Results There were 33 patients in the MTX-LPD group and 145 patients in the MTX non-LPD group. The number of patients with DMARDs (except MTX) treatment showed no significant difference in two groups. Furthermore, there was no difference between two groups about that with corticosteroid and biologics treatment. Also, the complication rates for Sjögren's syndrome did not differ significantly. Using univariate analysis, significant differences were found in the duration of RA disease, Steinbrocker staging classification and mean MTX dose between the two groups. Multivariate analysis of the parameters extracted by univariate analysis revealed that the mean MTX dose was a risk factor for MTX-LPD after adjusting for age.

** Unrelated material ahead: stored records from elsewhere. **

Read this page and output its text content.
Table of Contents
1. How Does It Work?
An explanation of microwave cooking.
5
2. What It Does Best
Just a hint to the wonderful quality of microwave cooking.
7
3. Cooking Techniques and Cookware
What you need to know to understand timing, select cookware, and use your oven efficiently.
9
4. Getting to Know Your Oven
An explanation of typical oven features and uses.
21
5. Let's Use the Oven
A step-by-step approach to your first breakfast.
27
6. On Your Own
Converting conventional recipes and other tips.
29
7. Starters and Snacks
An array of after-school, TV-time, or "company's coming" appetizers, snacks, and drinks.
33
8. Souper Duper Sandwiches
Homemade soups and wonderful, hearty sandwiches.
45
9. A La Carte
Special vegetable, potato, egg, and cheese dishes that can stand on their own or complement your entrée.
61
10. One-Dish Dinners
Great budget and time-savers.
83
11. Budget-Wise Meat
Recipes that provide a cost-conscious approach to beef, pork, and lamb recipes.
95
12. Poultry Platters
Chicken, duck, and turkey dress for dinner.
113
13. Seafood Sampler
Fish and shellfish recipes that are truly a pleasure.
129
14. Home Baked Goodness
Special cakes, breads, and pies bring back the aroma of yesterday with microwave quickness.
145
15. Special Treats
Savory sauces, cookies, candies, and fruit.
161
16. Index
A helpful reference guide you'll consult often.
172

Conclusions We revealed the mean MTX dose was demonstrated to be an independent risk factor regarding MTX-LPD onset in RA patients. This data strongly suggest that the treatment with higher MTX dose promotes LPD onset in Japanese RA patients.

References

  1. Heldmann F, Braun J. Perioperative use of methotrexate. Clin Exp Rheumatol 2010; 28 (Suppl 61): S110–3.

  2. Ekström K, Hjalgrim H, Brandt L, Baecklund E, Klareskog L, Ekbom A, et al. Risk of malignant lymphomas in patients with rheumatoid arthritis and in their first-degree relatives. Arthritis Rheum 2003; 48: 963–70.